Quando eu era criança, não gostava das aulas de português. Legal era ciências. Português era chato.
Nesses dias, contudo (aliás, nessas noites), estive a colocar minha filha para dormir lendo para ela "A gramática da Emília", de Monteiro Lobato. Ou, mais precisamente, "Emília no País da Gramática", e tive reforçada uma idéia a respeito da qual já vinha pensando, de forma algo intuitiva, faz um bom tempo: a gramática pode ser muito interessante. Depende só da abordagem. É um sistema de regras de conduta, tal como o Direito. A maior diferença está nas sanções, e na abrangência das condutas regradas. E se pode estudar esse sistema decorando-o, ou entendendo sua razão de ser.
Essa introdução, contudo, é feita apenas para justificar o post que se segue, que pode parecer estranho, num blog sobre direito. Mas o leitor que não tenha sido atirado aqui pelo google agora, e que já viu postagens passadas, sabe que é mesmo essa misturada: direito tributário, ensino jurídico, filosofia, filosofia do direito, aeromodelismo, informática... E, agora, português. Ou, pelo menos, comportamento em relação a ele.
***
Tenho observado certa difusão, especialmente entre pessoas com alguma escolaridade, do uso do verbo "chamar" de forma inteiramente diferente.
Como se sabe, tal verbo pode ser usado para designar o pedido de atenção, ou a convocação, que uma pessoa faz a outra: - Maria chamou João para conversar.
Pode, também, de outra forma, ser usado para designar o nome que se atribui a uma pessoa ou coisa: - O Juiz se chama Nicolau. O garçom se chama Juvenal. A aeromoça se chama Ellen. A atriz se chama Julia Paes.
Mas se está popularizando, como disse, o uso da palavra nesse segundo sentido, só que sem o "se". Assim:
- O filme "chama" Matrix.
- O marido dela "chama" Bernardo.
- O livro "chama" Curso de Direitos Fundamentais.
- Chicão ganhou uma cachorrinha que "chama" Dulce.
Acho - é só um palpite - que esse hábito já tem difusão, há algum tempo, na região sudeste. Não sei se só em Minas Gerais e em São Paulo, ou no Rio também. Ouvindo o "pânico", ontem, quando ia buscar meus filhos no colégio, percebi diversos "chama". O marido dela "chama" fulano. A mãe dela "chama" fulana. Ela trabalhou numa novela que "chamava" não sei o quê.

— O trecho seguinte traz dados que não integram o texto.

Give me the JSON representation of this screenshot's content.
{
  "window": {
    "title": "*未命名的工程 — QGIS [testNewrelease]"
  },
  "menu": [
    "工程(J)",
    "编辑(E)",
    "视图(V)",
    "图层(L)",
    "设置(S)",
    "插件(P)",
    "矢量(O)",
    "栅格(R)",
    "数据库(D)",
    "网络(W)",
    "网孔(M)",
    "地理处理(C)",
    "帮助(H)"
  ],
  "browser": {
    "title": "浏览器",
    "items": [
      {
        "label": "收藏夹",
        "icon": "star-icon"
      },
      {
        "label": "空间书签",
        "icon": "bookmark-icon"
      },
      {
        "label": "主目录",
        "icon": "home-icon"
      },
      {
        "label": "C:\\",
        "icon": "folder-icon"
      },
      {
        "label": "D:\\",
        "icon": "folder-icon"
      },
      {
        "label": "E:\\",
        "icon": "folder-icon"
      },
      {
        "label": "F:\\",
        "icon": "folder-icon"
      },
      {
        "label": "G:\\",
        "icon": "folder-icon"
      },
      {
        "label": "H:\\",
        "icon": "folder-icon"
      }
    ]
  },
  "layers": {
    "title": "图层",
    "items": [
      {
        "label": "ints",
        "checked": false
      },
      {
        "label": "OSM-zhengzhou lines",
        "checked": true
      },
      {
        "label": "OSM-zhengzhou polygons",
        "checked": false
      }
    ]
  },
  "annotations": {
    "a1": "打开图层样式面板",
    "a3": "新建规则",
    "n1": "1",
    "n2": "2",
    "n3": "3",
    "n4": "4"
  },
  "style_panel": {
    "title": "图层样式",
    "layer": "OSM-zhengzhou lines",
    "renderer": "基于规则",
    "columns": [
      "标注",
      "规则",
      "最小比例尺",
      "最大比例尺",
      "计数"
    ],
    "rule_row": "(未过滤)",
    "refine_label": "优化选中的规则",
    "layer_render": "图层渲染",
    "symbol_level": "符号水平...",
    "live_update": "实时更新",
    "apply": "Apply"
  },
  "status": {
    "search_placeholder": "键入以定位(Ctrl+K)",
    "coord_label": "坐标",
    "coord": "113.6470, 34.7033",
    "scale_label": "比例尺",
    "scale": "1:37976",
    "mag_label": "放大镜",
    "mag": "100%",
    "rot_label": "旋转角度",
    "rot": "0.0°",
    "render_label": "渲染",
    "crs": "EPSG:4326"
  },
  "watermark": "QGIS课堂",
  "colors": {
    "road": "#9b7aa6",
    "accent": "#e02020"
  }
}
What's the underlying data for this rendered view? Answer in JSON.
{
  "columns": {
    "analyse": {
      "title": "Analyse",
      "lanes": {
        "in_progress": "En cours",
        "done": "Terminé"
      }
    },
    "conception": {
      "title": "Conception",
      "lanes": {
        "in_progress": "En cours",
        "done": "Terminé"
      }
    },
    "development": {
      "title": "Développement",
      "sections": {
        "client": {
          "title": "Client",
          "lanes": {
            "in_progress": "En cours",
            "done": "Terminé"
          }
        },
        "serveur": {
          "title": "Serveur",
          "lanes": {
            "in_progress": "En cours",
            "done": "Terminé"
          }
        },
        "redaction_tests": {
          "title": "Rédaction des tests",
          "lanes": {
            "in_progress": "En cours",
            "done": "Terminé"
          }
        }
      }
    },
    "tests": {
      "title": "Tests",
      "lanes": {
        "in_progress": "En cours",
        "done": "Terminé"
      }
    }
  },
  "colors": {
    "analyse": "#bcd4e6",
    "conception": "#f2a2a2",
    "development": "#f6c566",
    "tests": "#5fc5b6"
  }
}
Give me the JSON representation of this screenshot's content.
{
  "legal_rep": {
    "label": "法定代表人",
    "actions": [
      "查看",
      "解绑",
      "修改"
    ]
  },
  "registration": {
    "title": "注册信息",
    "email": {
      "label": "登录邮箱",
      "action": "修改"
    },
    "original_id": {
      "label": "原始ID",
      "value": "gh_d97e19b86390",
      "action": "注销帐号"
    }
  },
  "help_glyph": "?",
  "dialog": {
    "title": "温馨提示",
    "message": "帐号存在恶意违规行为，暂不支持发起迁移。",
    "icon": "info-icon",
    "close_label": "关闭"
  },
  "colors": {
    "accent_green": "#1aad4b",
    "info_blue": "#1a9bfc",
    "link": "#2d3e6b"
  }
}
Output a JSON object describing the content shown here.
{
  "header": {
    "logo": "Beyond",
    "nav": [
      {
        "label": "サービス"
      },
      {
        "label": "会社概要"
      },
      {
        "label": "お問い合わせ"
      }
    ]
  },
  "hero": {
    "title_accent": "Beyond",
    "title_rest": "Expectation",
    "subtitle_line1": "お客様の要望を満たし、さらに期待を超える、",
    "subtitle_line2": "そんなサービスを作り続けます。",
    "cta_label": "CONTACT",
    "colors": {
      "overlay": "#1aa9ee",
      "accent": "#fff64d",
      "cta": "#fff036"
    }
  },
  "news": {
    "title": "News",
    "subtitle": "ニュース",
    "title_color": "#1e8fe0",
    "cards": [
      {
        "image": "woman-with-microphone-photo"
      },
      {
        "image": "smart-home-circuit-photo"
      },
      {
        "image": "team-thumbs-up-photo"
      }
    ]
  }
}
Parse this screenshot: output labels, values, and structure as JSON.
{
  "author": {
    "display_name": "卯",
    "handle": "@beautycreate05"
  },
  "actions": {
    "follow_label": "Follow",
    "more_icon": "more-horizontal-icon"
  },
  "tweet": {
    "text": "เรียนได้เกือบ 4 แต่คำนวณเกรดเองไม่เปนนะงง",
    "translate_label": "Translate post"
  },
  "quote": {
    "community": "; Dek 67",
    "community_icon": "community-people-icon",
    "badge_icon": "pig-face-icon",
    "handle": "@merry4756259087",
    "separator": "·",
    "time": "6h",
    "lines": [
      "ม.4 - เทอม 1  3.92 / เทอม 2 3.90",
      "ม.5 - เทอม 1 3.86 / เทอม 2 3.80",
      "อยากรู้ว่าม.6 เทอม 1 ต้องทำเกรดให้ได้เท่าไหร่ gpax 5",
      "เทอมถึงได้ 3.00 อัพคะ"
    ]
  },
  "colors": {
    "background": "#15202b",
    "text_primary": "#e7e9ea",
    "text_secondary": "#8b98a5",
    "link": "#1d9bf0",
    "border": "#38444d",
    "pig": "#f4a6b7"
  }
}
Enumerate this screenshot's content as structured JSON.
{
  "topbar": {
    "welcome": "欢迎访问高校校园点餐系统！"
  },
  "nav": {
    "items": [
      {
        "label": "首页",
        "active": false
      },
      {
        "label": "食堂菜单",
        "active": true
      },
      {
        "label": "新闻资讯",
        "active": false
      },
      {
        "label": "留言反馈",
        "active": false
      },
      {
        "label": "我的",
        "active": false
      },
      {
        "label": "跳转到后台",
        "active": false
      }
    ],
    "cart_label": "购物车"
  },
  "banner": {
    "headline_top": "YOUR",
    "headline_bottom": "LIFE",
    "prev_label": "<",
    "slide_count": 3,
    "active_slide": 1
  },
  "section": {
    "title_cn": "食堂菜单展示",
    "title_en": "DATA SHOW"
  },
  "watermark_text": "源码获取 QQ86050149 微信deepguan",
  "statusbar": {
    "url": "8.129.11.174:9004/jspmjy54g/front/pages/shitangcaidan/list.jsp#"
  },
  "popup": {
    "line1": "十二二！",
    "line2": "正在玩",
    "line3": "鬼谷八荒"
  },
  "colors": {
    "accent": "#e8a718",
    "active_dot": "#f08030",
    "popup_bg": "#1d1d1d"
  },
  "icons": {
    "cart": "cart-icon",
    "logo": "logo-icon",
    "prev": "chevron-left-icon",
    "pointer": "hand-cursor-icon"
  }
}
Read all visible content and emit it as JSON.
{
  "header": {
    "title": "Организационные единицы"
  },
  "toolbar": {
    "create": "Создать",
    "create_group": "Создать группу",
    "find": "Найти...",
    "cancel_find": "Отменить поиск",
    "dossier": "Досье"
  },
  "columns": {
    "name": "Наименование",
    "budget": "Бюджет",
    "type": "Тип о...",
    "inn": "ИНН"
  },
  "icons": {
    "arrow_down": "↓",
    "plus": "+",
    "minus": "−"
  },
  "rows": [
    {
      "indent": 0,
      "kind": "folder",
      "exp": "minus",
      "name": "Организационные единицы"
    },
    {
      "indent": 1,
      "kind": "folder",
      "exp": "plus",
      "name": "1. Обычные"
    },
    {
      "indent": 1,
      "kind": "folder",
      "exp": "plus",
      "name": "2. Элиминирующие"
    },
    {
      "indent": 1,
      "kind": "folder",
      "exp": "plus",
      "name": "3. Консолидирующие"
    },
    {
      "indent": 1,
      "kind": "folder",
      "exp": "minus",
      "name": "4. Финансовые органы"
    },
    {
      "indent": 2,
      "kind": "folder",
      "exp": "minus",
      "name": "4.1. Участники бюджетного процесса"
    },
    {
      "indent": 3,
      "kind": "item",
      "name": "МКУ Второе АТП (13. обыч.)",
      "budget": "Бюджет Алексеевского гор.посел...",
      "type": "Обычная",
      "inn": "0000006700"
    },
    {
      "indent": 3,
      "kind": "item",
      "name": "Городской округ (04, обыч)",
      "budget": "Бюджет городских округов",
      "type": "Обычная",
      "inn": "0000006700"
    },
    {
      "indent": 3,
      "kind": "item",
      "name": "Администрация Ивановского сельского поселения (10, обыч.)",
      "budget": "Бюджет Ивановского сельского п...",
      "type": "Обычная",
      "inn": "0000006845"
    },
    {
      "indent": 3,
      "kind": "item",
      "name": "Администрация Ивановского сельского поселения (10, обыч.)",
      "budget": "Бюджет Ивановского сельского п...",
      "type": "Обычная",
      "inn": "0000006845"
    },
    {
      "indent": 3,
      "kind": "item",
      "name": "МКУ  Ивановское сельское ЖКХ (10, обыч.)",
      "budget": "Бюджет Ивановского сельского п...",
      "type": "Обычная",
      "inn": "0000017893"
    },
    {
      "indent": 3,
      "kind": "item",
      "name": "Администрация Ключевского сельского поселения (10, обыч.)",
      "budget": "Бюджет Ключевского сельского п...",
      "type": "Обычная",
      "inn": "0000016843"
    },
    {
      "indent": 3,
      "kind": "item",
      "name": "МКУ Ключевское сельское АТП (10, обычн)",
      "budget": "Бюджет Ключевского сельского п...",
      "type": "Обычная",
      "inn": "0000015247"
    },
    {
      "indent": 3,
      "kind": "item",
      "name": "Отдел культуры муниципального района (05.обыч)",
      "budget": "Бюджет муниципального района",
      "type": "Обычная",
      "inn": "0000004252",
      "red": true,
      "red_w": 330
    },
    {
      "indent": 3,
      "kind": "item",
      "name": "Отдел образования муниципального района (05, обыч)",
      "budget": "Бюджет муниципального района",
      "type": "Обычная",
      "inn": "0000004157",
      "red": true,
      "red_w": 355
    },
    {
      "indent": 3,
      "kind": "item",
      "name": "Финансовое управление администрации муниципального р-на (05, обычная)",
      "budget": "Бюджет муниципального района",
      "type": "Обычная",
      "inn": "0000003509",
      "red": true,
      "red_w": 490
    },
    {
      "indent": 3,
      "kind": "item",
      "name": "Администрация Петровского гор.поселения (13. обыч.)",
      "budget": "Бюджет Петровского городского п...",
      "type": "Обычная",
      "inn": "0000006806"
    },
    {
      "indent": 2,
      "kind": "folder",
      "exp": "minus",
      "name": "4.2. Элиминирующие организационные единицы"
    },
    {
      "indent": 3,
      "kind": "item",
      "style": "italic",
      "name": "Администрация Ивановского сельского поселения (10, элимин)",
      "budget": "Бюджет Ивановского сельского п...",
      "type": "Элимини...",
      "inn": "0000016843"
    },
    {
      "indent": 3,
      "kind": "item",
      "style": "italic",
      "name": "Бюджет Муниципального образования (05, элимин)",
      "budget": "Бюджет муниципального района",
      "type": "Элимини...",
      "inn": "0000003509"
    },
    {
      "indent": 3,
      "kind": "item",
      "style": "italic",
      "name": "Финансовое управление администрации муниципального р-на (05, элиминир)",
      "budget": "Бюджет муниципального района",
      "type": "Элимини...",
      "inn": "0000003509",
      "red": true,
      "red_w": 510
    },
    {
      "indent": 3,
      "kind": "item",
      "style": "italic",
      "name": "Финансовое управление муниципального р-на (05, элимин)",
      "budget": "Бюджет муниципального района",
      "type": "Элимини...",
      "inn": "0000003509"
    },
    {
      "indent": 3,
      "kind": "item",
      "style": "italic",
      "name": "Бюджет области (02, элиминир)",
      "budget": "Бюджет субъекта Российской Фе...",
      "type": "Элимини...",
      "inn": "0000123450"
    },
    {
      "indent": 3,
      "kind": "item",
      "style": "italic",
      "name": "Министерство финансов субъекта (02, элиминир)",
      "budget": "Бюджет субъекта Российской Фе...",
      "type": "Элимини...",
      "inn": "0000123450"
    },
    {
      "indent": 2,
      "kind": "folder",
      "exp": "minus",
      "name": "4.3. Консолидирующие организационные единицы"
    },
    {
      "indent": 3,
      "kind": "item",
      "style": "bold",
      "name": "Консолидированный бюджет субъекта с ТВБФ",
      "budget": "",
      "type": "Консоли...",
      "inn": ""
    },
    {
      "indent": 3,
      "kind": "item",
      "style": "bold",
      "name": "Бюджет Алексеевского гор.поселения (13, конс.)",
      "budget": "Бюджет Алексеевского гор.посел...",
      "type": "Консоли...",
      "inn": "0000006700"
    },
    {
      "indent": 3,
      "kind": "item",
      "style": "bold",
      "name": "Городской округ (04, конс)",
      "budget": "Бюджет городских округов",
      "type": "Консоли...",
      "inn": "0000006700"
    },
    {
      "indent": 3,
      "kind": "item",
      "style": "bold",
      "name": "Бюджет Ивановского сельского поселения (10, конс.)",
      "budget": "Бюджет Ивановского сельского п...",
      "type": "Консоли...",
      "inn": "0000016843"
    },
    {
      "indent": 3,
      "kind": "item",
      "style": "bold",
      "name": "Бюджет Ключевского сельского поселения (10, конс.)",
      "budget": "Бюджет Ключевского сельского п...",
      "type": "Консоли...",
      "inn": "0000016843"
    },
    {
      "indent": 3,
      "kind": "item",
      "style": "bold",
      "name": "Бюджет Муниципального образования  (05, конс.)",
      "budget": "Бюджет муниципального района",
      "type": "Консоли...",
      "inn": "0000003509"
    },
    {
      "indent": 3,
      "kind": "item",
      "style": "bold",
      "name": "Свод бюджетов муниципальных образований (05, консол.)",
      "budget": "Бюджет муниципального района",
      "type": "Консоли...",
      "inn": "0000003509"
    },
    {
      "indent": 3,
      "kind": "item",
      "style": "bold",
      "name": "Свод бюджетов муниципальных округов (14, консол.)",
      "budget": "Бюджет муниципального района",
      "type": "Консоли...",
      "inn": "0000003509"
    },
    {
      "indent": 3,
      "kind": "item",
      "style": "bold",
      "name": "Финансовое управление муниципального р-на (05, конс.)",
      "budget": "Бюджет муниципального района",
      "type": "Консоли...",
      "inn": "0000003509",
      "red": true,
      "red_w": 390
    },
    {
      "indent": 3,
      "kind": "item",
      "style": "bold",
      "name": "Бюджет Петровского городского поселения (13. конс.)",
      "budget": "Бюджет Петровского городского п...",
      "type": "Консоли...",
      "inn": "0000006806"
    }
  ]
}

E o que tem acontecido, nas pessoas com alguma instrução às quais me reportei, todas aqui de Fortaleza, é que, vendo isso (aliás, ouvindo isso), começam a achar que, porque em São Paulo se fala assim, essa é a maneira certa de se falar.
Sei que a língua evolui, e que isso se dá pela ação dos fatos, pela evolução da maneira como as pessoas de fato se comunicam, e não pelo trabalho dos gramáticos. Do contrário, ainda falaríamos latim. Mas não é por isso, convenhamos, que se deve avacalhar, chutar o balde e disparar:
- Vou procurar um livro que "chama" o vencedor está só "para mim" ler...
O "se", no caso, é necessário, e não se trata de preciosismo. Dizer que "O marido dela 'chama' João" parece significar que o marido dela - que tem outro nome - está gritando: João! João!
Finalmente, só uma retificação. O título do post diz que as coisas não chamam. Realmente, elas não chamam, em regra. Elas "se chamam" livro, cadeira, monitor, teclado, avião... Mas, reconheça-se, algumas delas chamam sim. Um caranguejo na praia chama uma cerveja; uma noite na serra chama um bom vinho; um cafezinho depois do almoço, para os fumantes, chama um cigarro; uma boa ressaca chama um tylenol...
Um comentário:
É como naquela anedota, o amigo pergunta ao outro:
- Como é que vocês chamam mosca lá na sua terra cumpadi?
- Ué. Mosca.
- Vixi. Lá na minha terra num é assim naum. Num precisa nem chamá que elas vem sozinha.